C’era una volta la caccia grossa al parametro zero. Il giocatore che, a fine contratto, inforca le posate e addenta il menu migliore del miglior ristorante. Adesso non più, o molto meno. Cosa succede? E’ il mercato, bellezza. Inoltre: c’è stata la pandemia, e i procuratori squali si sono mangiati gli agenti pesciolini. Il dettaglio di non dovere niente all’ex società e tutto, persin troppo, al «libero» di turno ha contribuito a incasinare il panorama. E poi gli esiti, naturalmente: Andrea Pirlo, nell’estate del 2011, chiuse con il Milan e aprì alla Juventus. La storia si rovesciò. E non solo per il gol di Sulley Muntari.
Esempi contrari, Aaron Ramsey e Adrien Rabiot. Madama li prelevò, gratis, da Arsenal e Paris Saint-Qatar. Il gallese, fra parentesi, non aveva nemmeno una mamma rompiscatole. Ma s’infortunava spesso. E Rabiot, lui, corre di qua e corre di là senza lasciare tracce che possano far immaginare la meta: o almeno la metà (delle premesse, delle promesse). Ecco perché il parametro zero può trasformarsi in boomerang: l’onorario è così alto che riciclarlo diventa un problema. Per tacere dei mal di pancia che le cifre seminano negli spogliatoi fra vecchi e nuovi dipendenti. L’anzianità di servizio è come il pareggio: ha perso fascino.

In linea di massima i parametri zero sono le luci dei night: eccitano, adescano. Ma non sempre rendono per quello che il turista ha farneticato. E’ un luglio strano, la lunghezza del mercato, aperto sino al 1° settembre, smorza i toni, spalma l’ansia. Nello stesso tempo, il Mondiale d’autunno dovrebbe accelerare le prenotazioni. Tra coloro che non hanno rinnovato, o non sono stati rinnovati, figurano Dries Mertens, Paulo Dybala, Andrea Belotti. Non proprio gli ultimi arrivati. Nel 2021, il Milan «liberò» Gigio Donnarumma (a Parigi) e Hakan Calhanoglu (all’Inter). Sembrava un suicidio. Ci ha guadagnato lo scudetto.
Abbasso i luoghi comuni. Mertens ha 35 anni e, dicono, non rientra più nei piani di Luciano Spalletti. Eppure dal 2013 ha realizzato 148 gol in 397 partite, ricavandone «appena» 2 Coppe Italia e 1 Supercoppa. I muscoli e la gioventù di Victor Osimhen lo hanno spinto alla periferia del progetto. Lorenzo Insigne a Toronto, «Ciro» in vetrina: addio banda bassotti. Se accettasse un sereno part-time, nei panni di una Grande ci farei un pensierino.

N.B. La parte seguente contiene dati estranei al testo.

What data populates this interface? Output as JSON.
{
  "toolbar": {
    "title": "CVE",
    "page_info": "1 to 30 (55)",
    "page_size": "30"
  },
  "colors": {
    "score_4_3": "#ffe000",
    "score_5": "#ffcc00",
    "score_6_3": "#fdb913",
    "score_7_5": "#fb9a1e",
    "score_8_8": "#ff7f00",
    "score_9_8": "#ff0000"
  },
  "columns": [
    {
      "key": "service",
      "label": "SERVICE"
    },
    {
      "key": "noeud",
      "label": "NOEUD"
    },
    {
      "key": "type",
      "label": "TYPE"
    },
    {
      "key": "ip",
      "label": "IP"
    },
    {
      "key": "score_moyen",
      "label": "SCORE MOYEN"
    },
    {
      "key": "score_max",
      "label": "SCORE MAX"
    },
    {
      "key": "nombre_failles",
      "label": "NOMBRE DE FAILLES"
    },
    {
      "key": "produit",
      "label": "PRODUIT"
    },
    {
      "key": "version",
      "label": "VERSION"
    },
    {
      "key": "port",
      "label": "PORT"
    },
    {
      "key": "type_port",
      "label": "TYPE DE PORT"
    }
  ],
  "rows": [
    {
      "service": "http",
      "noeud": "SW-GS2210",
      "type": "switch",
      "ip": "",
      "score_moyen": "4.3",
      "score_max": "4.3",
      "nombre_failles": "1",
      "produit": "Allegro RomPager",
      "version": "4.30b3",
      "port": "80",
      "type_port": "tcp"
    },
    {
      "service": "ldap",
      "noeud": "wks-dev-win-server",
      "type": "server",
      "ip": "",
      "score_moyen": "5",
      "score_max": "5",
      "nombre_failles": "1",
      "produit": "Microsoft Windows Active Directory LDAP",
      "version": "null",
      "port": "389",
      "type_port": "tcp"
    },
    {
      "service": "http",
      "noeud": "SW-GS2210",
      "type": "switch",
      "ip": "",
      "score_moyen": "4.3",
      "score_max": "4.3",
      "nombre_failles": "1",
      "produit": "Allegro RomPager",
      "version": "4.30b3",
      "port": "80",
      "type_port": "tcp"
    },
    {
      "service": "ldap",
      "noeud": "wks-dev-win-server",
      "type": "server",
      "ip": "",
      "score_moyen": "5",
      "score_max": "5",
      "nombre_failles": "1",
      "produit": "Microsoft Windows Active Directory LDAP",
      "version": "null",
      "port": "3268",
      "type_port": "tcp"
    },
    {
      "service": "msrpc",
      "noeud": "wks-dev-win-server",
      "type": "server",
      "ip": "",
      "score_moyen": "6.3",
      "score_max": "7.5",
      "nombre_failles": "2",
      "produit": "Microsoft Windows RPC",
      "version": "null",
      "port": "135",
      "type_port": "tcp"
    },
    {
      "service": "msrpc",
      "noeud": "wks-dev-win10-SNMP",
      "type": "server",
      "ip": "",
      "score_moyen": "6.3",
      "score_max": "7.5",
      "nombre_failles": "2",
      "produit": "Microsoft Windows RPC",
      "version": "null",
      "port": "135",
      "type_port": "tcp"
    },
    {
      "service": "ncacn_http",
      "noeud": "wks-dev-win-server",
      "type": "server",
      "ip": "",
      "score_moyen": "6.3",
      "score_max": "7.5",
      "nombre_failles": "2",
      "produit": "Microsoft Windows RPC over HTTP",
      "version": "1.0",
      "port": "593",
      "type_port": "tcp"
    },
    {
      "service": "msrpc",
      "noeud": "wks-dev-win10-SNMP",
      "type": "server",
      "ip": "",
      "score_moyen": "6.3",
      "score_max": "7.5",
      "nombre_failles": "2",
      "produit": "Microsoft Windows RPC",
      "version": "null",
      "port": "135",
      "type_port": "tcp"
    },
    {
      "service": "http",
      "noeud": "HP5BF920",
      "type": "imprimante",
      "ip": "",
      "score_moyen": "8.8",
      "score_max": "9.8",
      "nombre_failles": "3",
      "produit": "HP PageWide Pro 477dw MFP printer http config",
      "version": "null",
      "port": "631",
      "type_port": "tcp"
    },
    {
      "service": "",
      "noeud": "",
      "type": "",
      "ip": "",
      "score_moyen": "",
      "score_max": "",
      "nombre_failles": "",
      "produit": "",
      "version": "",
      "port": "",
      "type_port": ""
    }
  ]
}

Il gelo che sta accompagnando il divorzio di Andrea Belotti dal «suo» Toro mette tristezza. Non siamo di fronte all’epica di «un» Valentino, ma alla saga di un guerriero che molto ha avuto e tutto ha dato. Il Gallo ha 28 anni. In passato Juventus e Milan si sarebbero svenati, pur di reclutarlo. Oggi, che di cartellino non costa nulla, è ancora in bilico. Fra i motivi dello stallo, non escludo il basso profilo della Serie A. «Anche» per questo sono tornati Romelu Lukaku (all’Inter) e Paul Pogba (alla Juventus): nella giungla della Premier è dura, meglio i nostri giardini.
Federico Bernardeschi è un altro svincolato. Da Firenze ai gobbi si è smarrito a livello tattico mentre, sul piano pratico, non ha fretta. E Dybala? Il più talentuoso fra color che sono sospesi, tanta Juventus alle spalle e chissà cosa oltre. Il 15 novembre saranno 29. La zavorra è costituita dal fisico, non meno fragile del carattere. Inter, Milan e Roma lo aspettano al varco. Da Monza, lo corteggerebbe addirittura il Cavaliere. Di estero non si parla più. La Joya è un numero dieci. Arrigo Sacchi l’ha avvisato dal pulpito della rosea: «Dovrà mettersi a disposizione, partecipare alla fase di recupero del pallone e puntare sulla velocità. Il calcio moderno è un calcio di movimento». Vi prego: non raccontate in giro che è quello che, più o meno, gli chiedeva Massimiliano Allegri.